Journalist Carlos Serpa Maceira reported that he was physically attacked while covering a demonstration.
(IAPA/IFEX) – Miami, December 16, 2009 – The Inter American Press Association (IAPA) today expressed concern and alarm at the increased violence and repression against Cuba’s independent journalists, bloggers, human rights activists and family members of prisoners. At the same time the organization repeated its call for the release of 27 journalists serving prison terms ranging from one to 28 years.
Journalist Carlos Serpa Maceira reported, in a telephone call to the IAPA from Cuba yesterday, that he was physically attacked while covering a demonstration in Havana by the Damas de Blanco (Women in White), an organization of relatives of political prisoners. Approximately 30 members of the group were attacked, including Laura Pollán, wife of Héctor Maseda Gutiérrez, a journalist sentenced in 2003 to 20 years’ imprisonment.
Serpa, from the news agency Agencia de Prensa Sindical Press and correspondent for the magazine Misceláneas de Cuba, was warned by the political police that if he continued reporting he would be sent to Juventud Island where his official residency is registered. His mobile phone was seized and he was accused in a state television newscast of being a “mercenary journalist.”
As a result of Cuba’s commemoration of World Human Rights Day on December 10, the Cuban Human Rights and National Reconciliation Commission drew up a partial list of 83 persons arrested or being held by the political police in various cities on the island in what has been seen as one of the fiercest political onslaughts in a decade. The detainees were later released.

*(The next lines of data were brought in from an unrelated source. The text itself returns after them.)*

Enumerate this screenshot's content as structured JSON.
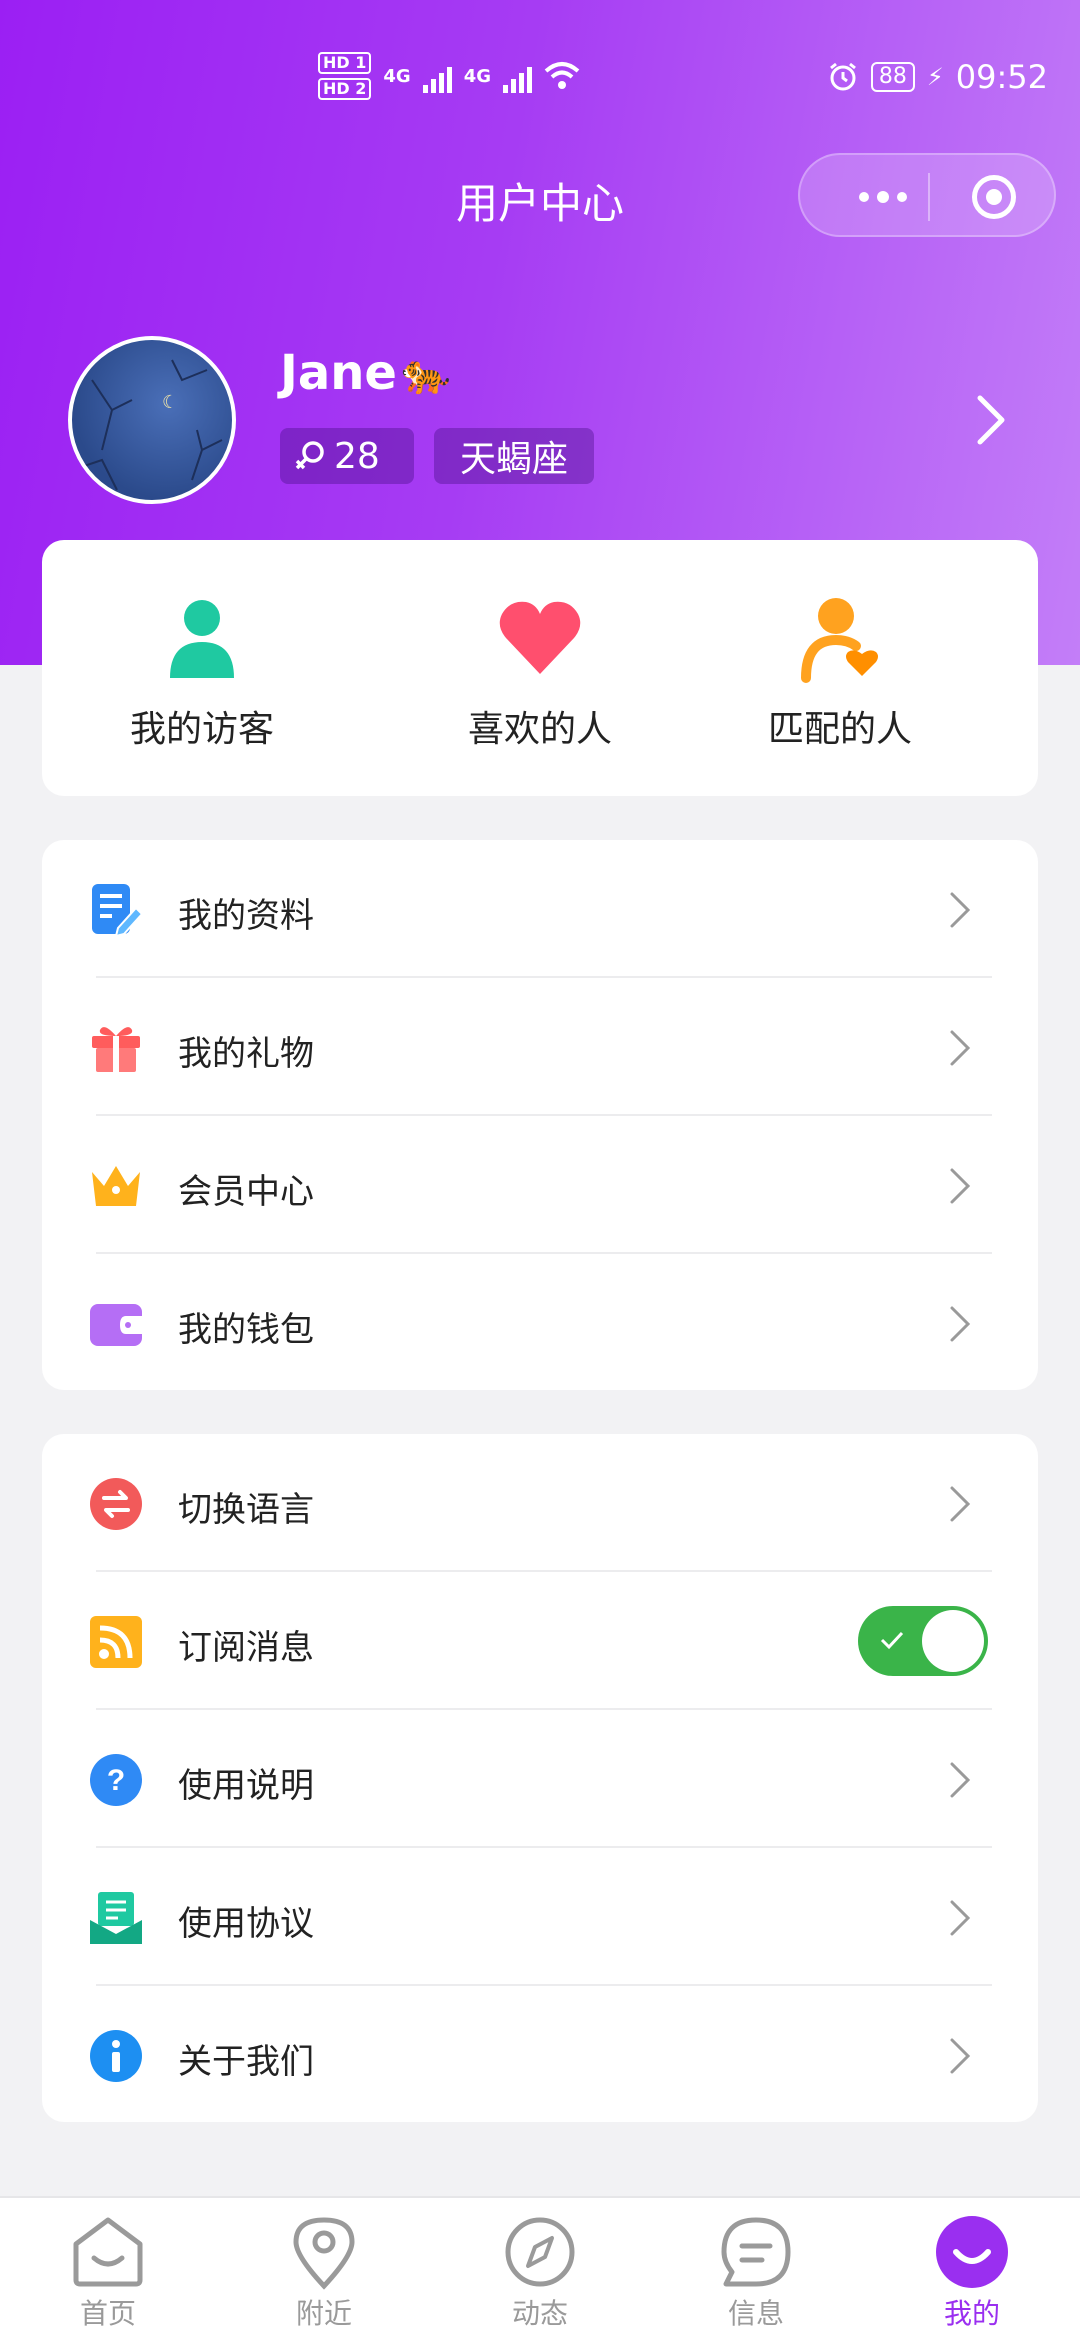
{
  "status_bar": {
    "hd1": "HD 1",
    "hd2": "HD 2",
    "net1": "4G",
    "net2": "4G",
    "battery": "88",
    "time": "09:52"
  },
  "nav": {
    "title": "用户中心"
  },
  "profile": {
    "name": "Jane",
    "age": "28",
    "zodiac": "天蝎座"
  },
  "quick_actions": [
    {
      "label": "我的访客",
      "icon": "visitor-icon",
      "color": "#1fc9a1"
    },
    {
      "label": "喜欢的人",
      "icon": "heart-icon",
      "color": "#ff4f6e"
    },
    {
      "label": "匹配的人",
      "icon": "match-icon",
      "color": "#ffa21f"
    }
  ],
  "menu_group_1": [
    {
      "label": "我的资料",
      "icon": "profile-doc-icon"
    },
    {
      "label": "我的礼物",
      "icon": "gift-icon"
    },
    {
      "label": "会员中心",
      "icon": "crown-icon"
    },
    {
      "label": "我的钱包",
      "icon": "wallet-icon"
    }
  ],
  "menu_group_2": [
    {
      "label": "切换语言",
      "icon": "language-switch-icon"
    },
    {
      "label": "订阅消息",
      "icon": "rss-icon",
      "toggle_on": true
    },
    {
      "label": "使用说明",
      "icon": "help-icon"
    },
    {
      "label": "使用协议",
      "icon": "agreement-icon"
    },
    {
      "label": "关于我们",
      "icon": "info-icon"
    }
  ],
  "tabs": [
    {
      "label": "首页",
      "icon": "home-icon"
    },
    {
      "label": "附近",
      "icon": "location-icon"
    },
    {
      "label": "动态",
      "icon": "compass-icon"
    },
    {
      "label": "信息",
      "icon": "message-icon"
    },
    {
      "label": "我的",
      "icon": "me-icon",
      "active": true
    }
  ],
  "colors": {
    "header_gradient_start": "#9b1ff3",
    "header_gradient_end": "#c37ef8",
    "accent": "#9a2ff0",
    "toggle_on": "#3ab449"
  }
}
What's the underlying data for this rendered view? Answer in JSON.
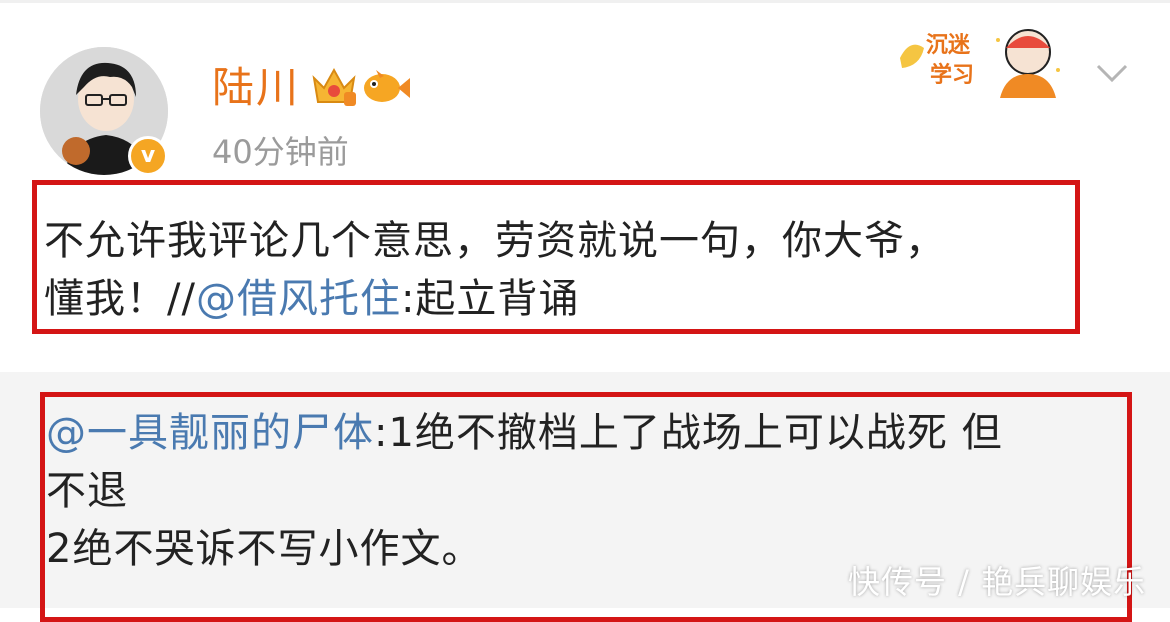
{
  "post": {
    "username": "陆川",
    "timestamp": "40分钟前",
    "verified_badge": "v",
    "icons": [
      "crown-icon",
      "fish-icon",
      "chevron-down-icon"
    ],
    "sticker_text": "沉迷学习",
    "content_line1": "不允许我评论几个意思，劳资就说一句，你大爷，",
    "content_line2_a": "懂我！//",
    "content_mention": "@借风托住",
    "content_line2_b": ":起立背诵"
  },
  "quoted": {
    "mention": "@一具靓丽的尸体",
    "line1_rest": ":1绝不撤档上了战场上可以战死 但",
    "line2": "不退",
    "line3": "2绝不哭诉不写小作文。"
  },
  "watermark": "快传号 / 艳兵聊娱乐",
  "colors": {
    "username": "#e8731a",
    "link": "#4a7ab0",
    "highlight_box": "#d41515",
    "timestamp": "#9b9b9b",
    "quoted_bg": "#f4f4f4"
  }
}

IAPA President Alejandro Aguirre extolled the organization’s commitment to Cubans who, despite the official crackdown, continue demanding freedom of expression, adding, “Far from witnessing any progress and tolerance on the part of the government, what we see is an increase in repression for even the slightest criticism of the powers that be.”
A report on Cuba, presented during the IAPA annual General Assembly in Buenos Aires, Argentina, last month, highlighted the increase in repressive acts and physical violence towards independent journalists and their family members, as well as towards bloggers who are restricted to their hometowns, denied access to the Internet and whose computers are jammed as part of other measures in response to “the political immobility and economic and financial crisis.”
Aguirre, managing editor of the Miami, Florida, Spanish-language newspaper Diario Las Américas, declared that there has been no progress in circulation of information or freedom of opinion; “on the contrary,” he said, “we see a devastating panorama for the press and freedom of expression.”
The chairman of IAPA’s Committee on Freedom of the Press and Information, Robert Rivard, referred to the cases of 27 convicted journalists, some of whom, as in the case of Ricardo González Alfonso, are in extremely poor health and are not receiving due medical care.
González Alfonso recently went on a hunger strike to call international attention to what he terms the “privation of freedom to peacefully exercise what is enshrined in the Universal Declaration of Human Rights.”
Rivard, editor of the San Antonio Express-News, Texas, reiterated the IAPA demand for “the urgent release from prison of all independent journalists, especially and for humanitarian reasons, those who are seriously ill.”